My whittling is done using a pocket knife, and sandpaper. I sometimes use a round file on tails where there is risk of the wood breaking. In desperate situations, such as the first whale on this page, I had to resort to using a tomahawk to remove some of the excess timber, such was the hardness of the wood, but these measures are a rarity.
I like the lines of the Sperm Whale, plus unlike many other whales, they do not have long flippers so this suits the smaller wood pieces to which I have easy access – including old branches from trees in parks.
click to enlarge
The whale above was made for my youngest daughter’s 16th birthday. Sperm Whale from hardwood. 30+ hours work. 17cm long. I like the grain pattern and the opportunistically placed knot for the eye. Made use of a natural borer hole and sandstone pebble from local park to mount it.
This was a quicky little sperm whale. Only 5cm long. Again a fortunate knot allows him to see. From a bit of stick from the park…

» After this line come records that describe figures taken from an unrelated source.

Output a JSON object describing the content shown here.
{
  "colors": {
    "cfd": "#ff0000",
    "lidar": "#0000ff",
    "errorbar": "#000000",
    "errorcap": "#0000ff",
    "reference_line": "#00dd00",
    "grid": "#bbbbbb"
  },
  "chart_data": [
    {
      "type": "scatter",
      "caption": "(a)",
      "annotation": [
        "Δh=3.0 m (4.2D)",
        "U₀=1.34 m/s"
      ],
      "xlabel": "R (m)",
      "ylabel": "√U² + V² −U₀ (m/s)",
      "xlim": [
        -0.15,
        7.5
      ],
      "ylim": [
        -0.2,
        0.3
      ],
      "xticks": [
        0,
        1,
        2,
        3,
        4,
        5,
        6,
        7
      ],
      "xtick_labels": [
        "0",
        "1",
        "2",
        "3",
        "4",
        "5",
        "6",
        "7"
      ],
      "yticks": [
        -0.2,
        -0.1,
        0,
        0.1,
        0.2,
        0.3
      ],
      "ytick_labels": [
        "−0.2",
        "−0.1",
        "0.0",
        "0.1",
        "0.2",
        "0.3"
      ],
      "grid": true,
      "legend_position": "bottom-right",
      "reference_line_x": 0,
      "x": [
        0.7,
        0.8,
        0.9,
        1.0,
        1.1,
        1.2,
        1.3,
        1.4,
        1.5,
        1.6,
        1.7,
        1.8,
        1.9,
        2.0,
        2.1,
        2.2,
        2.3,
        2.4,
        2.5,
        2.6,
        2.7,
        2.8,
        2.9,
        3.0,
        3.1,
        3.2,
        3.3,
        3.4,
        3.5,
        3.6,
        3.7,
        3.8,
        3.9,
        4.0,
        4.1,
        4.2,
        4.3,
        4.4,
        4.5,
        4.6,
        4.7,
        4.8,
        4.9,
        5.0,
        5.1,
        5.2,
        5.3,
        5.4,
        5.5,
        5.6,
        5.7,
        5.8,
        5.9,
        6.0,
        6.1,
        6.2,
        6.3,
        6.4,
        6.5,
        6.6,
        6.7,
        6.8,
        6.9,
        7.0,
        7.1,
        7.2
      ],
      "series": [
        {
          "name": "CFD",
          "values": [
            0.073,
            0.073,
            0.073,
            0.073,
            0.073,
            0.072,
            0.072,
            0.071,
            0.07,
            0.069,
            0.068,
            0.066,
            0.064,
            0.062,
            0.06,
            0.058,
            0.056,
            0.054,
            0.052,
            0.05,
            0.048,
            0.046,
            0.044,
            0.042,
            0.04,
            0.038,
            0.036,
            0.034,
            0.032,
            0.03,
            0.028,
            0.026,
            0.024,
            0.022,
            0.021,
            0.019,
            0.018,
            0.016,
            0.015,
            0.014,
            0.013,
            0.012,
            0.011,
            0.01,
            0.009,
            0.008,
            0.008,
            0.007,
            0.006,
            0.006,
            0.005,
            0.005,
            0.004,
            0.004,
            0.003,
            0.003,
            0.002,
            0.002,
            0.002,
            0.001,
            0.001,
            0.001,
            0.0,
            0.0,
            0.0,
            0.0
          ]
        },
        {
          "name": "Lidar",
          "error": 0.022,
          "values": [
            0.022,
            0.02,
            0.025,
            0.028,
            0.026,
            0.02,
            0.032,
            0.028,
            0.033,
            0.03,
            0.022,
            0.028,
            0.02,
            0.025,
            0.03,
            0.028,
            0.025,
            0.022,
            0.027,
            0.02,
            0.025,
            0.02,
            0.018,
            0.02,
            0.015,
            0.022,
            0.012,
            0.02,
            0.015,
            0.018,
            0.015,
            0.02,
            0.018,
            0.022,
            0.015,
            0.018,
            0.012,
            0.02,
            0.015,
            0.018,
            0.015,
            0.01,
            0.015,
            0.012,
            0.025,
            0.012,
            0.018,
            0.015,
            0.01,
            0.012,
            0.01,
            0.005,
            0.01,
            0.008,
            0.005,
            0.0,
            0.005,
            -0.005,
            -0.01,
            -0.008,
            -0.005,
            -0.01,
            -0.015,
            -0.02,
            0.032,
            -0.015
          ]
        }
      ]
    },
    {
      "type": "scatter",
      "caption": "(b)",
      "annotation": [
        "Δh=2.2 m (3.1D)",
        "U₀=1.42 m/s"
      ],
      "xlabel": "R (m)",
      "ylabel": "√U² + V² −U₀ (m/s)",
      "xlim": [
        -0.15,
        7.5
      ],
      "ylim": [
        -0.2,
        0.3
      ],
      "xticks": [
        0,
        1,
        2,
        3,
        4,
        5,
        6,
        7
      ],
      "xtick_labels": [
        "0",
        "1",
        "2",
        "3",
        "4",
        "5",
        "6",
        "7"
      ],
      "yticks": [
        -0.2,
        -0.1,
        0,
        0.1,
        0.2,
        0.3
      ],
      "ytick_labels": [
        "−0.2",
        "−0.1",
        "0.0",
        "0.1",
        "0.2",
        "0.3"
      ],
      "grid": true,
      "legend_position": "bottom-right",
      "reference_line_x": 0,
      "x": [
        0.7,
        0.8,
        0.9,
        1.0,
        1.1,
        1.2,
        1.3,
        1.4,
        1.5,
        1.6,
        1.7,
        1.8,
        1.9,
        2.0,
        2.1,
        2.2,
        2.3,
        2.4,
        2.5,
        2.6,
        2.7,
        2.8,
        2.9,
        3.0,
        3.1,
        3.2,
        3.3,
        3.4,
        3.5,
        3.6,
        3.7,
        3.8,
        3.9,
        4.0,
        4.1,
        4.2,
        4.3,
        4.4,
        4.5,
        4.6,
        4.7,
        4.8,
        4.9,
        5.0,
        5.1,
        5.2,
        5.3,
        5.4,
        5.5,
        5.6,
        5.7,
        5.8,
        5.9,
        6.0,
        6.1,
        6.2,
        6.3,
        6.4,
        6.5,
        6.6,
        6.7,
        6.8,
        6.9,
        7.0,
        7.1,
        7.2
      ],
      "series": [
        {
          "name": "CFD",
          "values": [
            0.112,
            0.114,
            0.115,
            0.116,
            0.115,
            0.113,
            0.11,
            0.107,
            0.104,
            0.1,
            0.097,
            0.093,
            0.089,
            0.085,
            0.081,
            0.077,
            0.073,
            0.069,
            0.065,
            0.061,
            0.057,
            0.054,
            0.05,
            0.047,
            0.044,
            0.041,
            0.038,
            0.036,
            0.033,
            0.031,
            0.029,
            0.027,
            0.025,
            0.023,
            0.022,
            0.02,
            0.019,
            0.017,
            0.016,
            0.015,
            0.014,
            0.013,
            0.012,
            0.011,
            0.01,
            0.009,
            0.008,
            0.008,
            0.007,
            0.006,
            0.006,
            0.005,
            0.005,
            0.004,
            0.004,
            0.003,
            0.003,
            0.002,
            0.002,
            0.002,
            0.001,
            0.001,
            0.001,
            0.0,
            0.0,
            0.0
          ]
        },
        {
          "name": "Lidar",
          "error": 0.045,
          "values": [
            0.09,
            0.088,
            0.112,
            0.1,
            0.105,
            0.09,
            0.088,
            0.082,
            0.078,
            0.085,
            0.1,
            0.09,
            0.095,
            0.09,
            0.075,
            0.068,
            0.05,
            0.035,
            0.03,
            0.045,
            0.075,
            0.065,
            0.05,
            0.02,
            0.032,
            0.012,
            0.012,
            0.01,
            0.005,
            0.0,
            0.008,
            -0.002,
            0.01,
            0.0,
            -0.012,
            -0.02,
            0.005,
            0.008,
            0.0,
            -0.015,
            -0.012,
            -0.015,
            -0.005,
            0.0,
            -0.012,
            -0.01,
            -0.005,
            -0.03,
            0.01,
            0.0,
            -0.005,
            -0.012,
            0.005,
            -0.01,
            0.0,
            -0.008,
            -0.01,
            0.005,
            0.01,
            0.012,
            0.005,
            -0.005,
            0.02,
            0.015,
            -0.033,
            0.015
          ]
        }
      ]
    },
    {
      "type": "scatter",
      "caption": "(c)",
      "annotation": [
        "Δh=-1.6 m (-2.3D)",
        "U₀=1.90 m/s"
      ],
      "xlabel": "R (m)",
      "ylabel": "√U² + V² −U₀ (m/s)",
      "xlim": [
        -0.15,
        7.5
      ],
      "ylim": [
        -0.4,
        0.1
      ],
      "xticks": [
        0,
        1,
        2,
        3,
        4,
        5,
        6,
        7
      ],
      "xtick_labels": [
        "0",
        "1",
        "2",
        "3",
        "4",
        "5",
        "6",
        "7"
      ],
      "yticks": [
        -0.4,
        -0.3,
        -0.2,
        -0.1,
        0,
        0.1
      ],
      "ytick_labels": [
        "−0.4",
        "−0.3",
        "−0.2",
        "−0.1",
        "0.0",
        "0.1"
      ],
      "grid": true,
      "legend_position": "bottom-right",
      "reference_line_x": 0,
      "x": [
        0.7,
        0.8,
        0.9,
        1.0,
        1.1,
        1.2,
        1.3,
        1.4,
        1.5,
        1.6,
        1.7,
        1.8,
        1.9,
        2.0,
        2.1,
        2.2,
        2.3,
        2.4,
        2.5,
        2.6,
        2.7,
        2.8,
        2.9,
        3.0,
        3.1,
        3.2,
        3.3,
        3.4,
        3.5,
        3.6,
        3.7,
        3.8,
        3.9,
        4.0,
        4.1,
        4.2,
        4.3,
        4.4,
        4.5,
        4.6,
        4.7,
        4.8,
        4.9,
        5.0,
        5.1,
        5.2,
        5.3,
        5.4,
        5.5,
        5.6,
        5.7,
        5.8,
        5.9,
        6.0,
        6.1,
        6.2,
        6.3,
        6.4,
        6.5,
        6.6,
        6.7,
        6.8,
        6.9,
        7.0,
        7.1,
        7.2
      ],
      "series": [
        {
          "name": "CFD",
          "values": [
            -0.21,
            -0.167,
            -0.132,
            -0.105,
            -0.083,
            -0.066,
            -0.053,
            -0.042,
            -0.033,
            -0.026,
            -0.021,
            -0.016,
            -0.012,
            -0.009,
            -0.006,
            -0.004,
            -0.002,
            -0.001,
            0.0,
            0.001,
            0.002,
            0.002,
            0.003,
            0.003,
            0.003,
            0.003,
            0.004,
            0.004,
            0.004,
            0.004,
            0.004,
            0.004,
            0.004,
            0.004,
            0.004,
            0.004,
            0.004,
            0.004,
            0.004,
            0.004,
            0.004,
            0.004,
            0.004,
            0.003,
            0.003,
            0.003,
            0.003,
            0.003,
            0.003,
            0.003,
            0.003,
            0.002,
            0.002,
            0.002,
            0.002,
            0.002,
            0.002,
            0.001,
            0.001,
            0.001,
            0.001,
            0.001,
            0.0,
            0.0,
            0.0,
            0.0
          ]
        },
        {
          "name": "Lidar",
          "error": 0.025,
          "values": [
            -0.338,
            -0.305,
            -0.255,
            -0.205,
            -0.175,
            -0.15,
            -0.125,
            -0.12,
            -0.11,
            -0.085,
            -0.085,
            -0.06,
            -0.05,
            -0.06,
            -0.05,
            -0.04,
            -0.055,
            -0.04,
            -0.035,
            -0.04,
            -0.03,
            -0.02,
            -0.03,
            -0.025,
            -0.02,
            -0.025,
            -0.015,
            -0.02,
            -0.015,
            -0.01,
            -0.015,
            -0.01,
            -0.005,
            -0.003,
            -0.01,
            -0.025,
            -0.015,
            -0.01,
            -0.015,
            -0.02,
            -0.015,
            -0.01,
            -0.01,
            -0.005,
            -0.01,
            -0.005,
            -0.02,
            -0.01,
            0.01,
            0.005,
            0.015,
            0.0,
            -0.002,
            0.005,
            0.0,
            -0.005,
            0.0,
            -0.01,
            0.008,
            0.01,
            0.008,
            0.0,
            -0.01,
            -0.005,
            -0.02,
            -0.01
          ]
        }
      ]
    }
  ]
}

Sperm Whale from willow found in park. 13cm long. A much easier whittling task. Permanently mounted on the stone.
Two sperm whales, Cyprus pine and willow wood. About 13cm long.
My take on a baby blue whale carved from Willow wood. Pectoral fins are a bit small. Just resting on wood for photographic purposes.
A smiling blue whale – interpretive piece. Carved from Olive wood. Took 30 hours.